This shrinkage is not only due to inequality, but also the reluctance of Congress to replace dollars leaked, or sequestered, out of the economy. With the current voter ignorance about their own economy and where their money comes from congresscritters are continually under pressure to cut any except military spending in a mistaken assumption they are “saving” taxpayers money that would otherwise go to funding a bloated government.
If one follows a newly created dollar in the private sector, and the “debt” entry made in the government’s sector of the spreadsheet to track and error check the money supply, it soon becomes obvious that tax and bond receipts can’t actually fund anything because they are balanced (deleted) when they get together with their own debt entry in the same sector.
This means that each dollar collected vanishes into the thin air it was created from, only serving to reduce an accounting entry, and any spending must be via new money creation and new debt. The government sector never “has” dollars because it always has debt for every dollar in circulation in the private sector. “Tax revenue” is an oxymoron meant to misinform regular morons.
Reagan used the term “taxpayer dollars” to convince voters that it was “their” money being lavished on programs for the poor, who he characterized with the fictional “welfare queen” who drove her new Cadillac to the store to use her food stamps. No examples of that were ever found in the wild, but the concept of the people “funding” their government’s wastefulness was implanted and nurtured as the bedrock of conservative economics and trickle-down that positioned the private sector as the “source” of all dollars.
This resonates quite well with voters, and many politicians, because it is how their personal budget process, and that of any entity “not” the monopoly issuer of the currency, works. To a voter, a dollar is a “thing” that they must obtain before spending and borrowing too many of them is unwise. This equating of personal and federal budget processes is only applicable if each “taxpayer” has a legal printing press in their basement churning out dollars on demand.
This basic misconception surrounding federal finance, prevalent even among economists who were trained by “gold standard” teaching, fails to account for dollars that are leaked from circulation by trade deficits and wealth accumulation. Neither is any real threat by itself as long as those dollars are replaced by Congress issuing new dollars, but misinformed voters have created a political environment that makes that very difficult.
If you are a wealthy investor this errant perception of money is quite beneficial as it keeps the middle-class worker cheering for his own demise and supporting the concept that “you” fund his living standard. That worker will resist any attempt by the government to regulate or tax your business for you and will blame any economic misery on the government that s/he sees as a competing “user” of the currency, not the “source” of all currency not balanced by private sector debt.
In a fiat currency economy with a floating exchange rate, wealth is entirely relative and dependent upon what your wealth will buy.
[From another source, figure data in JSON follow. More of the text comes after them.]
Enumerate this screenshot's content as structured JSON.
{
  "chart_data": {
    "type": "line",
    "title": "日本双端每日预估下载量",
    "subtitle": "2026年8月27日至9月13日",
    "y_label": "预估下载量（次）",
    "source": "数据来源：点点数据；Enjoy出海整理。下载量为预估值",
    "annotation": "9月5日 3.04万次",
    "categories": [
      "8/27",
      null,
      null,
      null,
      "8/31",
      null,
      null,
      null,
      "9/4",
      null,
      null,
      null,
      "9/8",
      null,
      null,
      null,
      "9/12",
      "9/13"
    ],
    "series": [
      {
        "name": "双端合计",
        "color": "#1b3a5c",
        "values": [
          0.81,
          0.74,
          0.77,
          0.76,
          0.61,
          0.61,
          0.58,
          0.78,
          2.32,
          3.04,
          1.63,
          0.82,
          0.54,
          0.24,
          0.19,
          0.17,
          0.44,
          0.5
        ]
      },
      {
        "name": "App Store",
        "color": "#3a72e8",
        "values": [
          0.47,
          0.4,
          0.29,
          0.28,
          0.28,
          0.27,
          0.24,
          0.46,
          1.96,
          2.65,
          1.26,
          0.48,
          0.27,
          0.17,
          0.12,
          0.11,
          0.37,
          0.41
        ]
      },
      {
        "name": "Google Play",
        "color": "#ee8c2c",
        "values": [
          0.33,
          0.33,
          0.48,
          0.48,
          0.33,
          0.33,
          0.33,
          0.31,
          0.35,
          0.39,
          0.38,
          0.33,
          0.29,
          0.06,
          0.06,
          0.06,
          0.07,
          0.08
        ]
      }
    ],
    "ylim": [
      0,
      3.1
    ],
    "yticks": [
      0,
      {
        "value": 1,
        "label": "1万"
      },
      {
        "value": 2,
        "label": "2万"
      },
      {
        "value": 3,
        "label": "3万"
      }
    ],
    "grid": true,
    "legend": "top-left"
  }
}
If J.D. Rockafeller was transported in time today with his fortune he would barely be a blip on the list of top wealth owners if his money wasn’t adjusted to inflation. While inflation is the boogeyman dragged out anytime the subject of “printing money” by the government (which doesn’t actually print money any longer) is forwarded, it is beneficial to wage earners as long as it is compensated for with additional spending. It drives accumulated wealth back into investments that are less safe, but offer higher returns to avoid wealth erosion.
The Fed is having trouble hitting its inflation targets (which I would double) because it can’t convince Congress to spend into the economy sufficiently. As trade deficits and wealth accumulation drain away dollars the workers are forced into financing many of their necessities with bank debt. That debt carries an automatic inflation factor but cannot be retired without dollars only Congress can create, so it is a death spiral only mitigated by GDP growth to “rollover” private debt.
Any time growth slows in economic downturns the house of cards is at risk of complete failure, as we saw in ’08 and only large injections of federal money via automatic stabilizers can stop domino-like failures of supply chains. As voters pressure their government to make cuts to the safety nets this risk increases drastically. As middle-class wealth is depleted and the ability of workers to retire their bank debt is at risk the wealthy will take their incomes from the government directly with increased subsidies of their businesses and extreme tax breaks and will hide it offshore. This is “late-stage” capitalism and is where we are now.